Es muy tentador decir: “la gente vota mal”. Queda bien. Te hace sentir del lado correcto de la historia. El problema es que la gente… somos nosotros. El ciudadano promedio no está leyendo tratados políticos a las tres de la mañana. Está trabajando, llegando cansado, discutiendo en la sobremesa y tratando de entender por qué todo está más caro que ayer.

Y en medio de eso, vota.

No diseña el menú. Le traen dos platos medio dudosos y le dicen: “elegí tranquilo, esto es importante”. Y elige. Porque hay hambre. Después resulta que el plato tenía ingredientes que nadie explicó en campaña. Pero igual: eso no lo convierte en culpable.

La democracia se rompe cuando aparece el primero que dice: “yo entendí todo, vos no entendiste nada”. Ese no quiere mejorar el sistema. Quiere quedarse con el micrófono.

Entre la esperanza y el “mmm, no sé”

Volvamos a Darrow.

Su ironía no era cinismo puro. No era “todo da igual”. Era más bien un: “che, no se duerman”. Porque la democracia tiene algo incómodo: funciona con gente imperfecta tomando decisiones imperfectas en momentos poco ideales.

O sea, con nosotros.

Eso implica que cualquiera puede llegar. Pero también implica que cualquiera puede mirar, preguntar, desconfiar un poco, volver a mirar.
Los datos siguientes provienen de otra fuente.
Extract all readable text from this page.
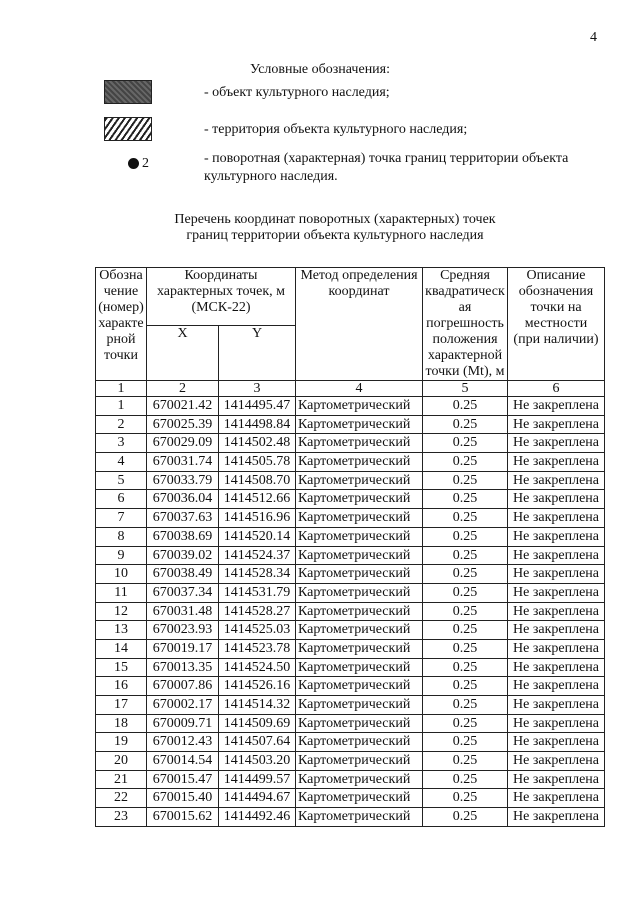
4
Условные обозначения:
- объект культурного наследия;
- территория объекта культурного наследия;
2	- поворотная (характерная) точка границ территории объекта культурного наследия.
Перечень координат поворотных (характерных) точек
границ территории объекта культурного наследия
Обозна чение (номер) характе рной точки	Координаты характерных точек, м (МСК-22)		Метод определения координат	Средняя квадратическ ая погрешность положения характерной точки (Mt), м	Описание обозначения точки на местности (при наличии)
	X	Y			
1	2	3	4	5	6
1	670021.42	1414495.47	Картометрический	0.25	Не закреплена
2	670025.39	1414498.84	Картометрический	0.25	Не закреплена
3	670029.09	1414502.48	Картометрический	0.25	Не закреплена
4	670031.74	1414505.78	Картометрический	0.25	Не закреплена
5	670033.79	1414508.70	Картометрический	0.25	Не закреплена
6	670036.04	1414512.66	Картометрический	0.25	Не закреплена
7	670037.63	1414516.96	Картометрический	0.25	Не закреплена
8	670038.69	1414520.14	Картометрический	0.25	Не закреплена
9	670039.02	1414524.37	Картометрический	0.25	Не закреплена
10	670038.49	1414528.34	Картометрический	0.25	Не закреплена
11	670037.34	1414531.79	Картометрический	0.25	Не закреплена
12	670031.48	1414528.27	Картометрический	0.25	Не закреплена
13	670023.93	1414525.03	Картометрический	0.25	Не закреплена
14	670019.17	1414523.78	Картометрический	0.25	Не закреплена
15	670013.35	1414524.50	Картометрический	0.25	Не закреплена
16	670007.86	1414526.16	Картометрический	0.25	Не закреплена
17	670002.17	1414514.32	Картометрический	0.25	Не закреплена
18	670009.71	1414509.69	Картометрический	0.25	Не закреплена
19	670012.43	1414507.64	Картометрический	0.25	Не закреплена
20	670014.54	1414503.20	Картометрический	0.25	Не закреплена
21	670015.47	1414499.57	Картометрический	0.25	Не закреплена
22	670015.40	1414494.67	Картометрический	0.25	Не закреплена
23	670015.62	1414492.46	Картометрический	0.25	Не закреплена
El problema no es que cualquiera sea presidente. El problema es cuando dejamos de mirar qué hace ese cualquiera una vez que llega.

Un cierre que no cierra del todo

La frase de Darrow sigue viva porque no tiene solución. Es como una alarma que no podés apagar: cada tanto suena. A veces la ignoramos. A veces la bajamos de volumen. A veces votamos como si no existiera. Y después nos sorprende. Porque sí: cualquiera puede ser presidente. Lo preocupante no es eso.

Lo preocupante es cuando nosotros dejamos de comportarnos como ciudadanos… y empezamos a comportarnos como fanáticos.